Seven Stages to Achieve Eternal Bliss By Passing Through The Gateway Chosen By The Holy Storsh first published by SciFiNow
Insecure advertiser Claire (Kate Micucci) and her dim, feckless boyfriend Paul (Sam Huntington), both refugees from Ohio, cannot quite believe that the rent on their new LA digs is so low – until they realise that the apartment is regularly invaded by members of a suicide cult keen to meet their end in its bathtub. Baffled but broke, the couple stays on – and as they start to find apparent solutions to their own life problems in the teachings of the cult’s late leader Reginald E. Storsh (Taika Waititi), they also become more and more involved in sending other lost souls his way, whether through assisted suicide, accidental homicide or acts of outright murder. Meanwhile, LAPD detective Bloyce J.P. Cartwright (Dan Harmon) circles, as eager to sell his movie script as to solve any crimes.
Make no mistake: Vivieno Caldinelli’s feature debut is determined to enter your consciousness as a cult film long before it has actually earned the label. Even the ungainly confection of its title overtly positions the viewer as initiate on a long and difficult route to eventual, lasting happiness.

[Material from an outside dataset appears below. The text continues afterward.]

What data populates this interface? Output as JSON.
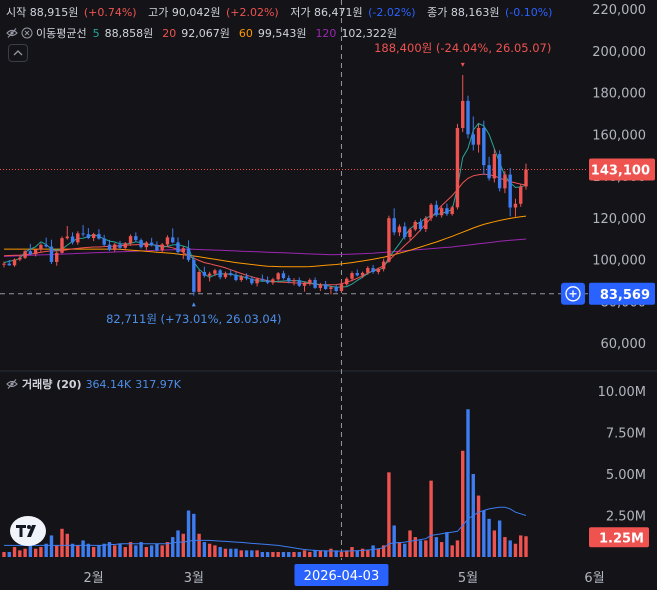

In taking us, along with Claire and Paul, through the stages of enlightenment (that formally sub-divide the narrative), the film also, arguably, immunises itself against over-hasty accusations of sloppy incoherence – for if the quirky comedy is hit-and-miss and somewhat rough around the edges, that merely mirrors the rocky road that these two big-thinking small-towners must take to find their ultimate happy place.

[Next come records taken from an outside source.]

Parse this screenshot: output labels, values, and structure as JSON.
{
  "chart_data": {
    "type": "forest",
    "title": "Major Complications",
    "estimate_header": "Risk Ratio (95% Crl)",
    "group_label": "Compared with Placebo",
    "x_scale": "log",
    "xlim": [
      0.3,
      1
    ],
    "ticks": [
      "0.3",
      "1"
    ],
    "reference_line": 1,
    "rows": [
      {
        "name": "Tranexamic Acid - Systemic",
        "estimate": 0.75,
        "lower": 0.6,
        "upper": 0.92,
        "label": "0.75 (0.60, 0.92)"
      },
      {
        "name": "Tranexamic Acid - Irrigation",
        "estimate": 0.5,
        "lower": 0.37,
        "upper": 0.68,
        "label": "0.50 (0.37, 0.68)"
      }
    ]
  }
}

All at once a broad satire of faddish credulity, self-destructive addiction and Angeleno insanity – and a new entry (with James Wan’s Saw, Christian James’ Stalled, and Jaron Henrie-McCrea’s Curtain) in the microgenre of bathroom-focused Psycho-tronic oddities – Caldinelli’s film invites viewers to count the comedy cameos, drink the Kool-Aid and finally find the funny side of their cultic centre. Not everyone will be converted – but those that are may well see the light at the end of the drain.
Strap Vivieno Caldinelli’s suicide cult comedy has been hard at the bath salts.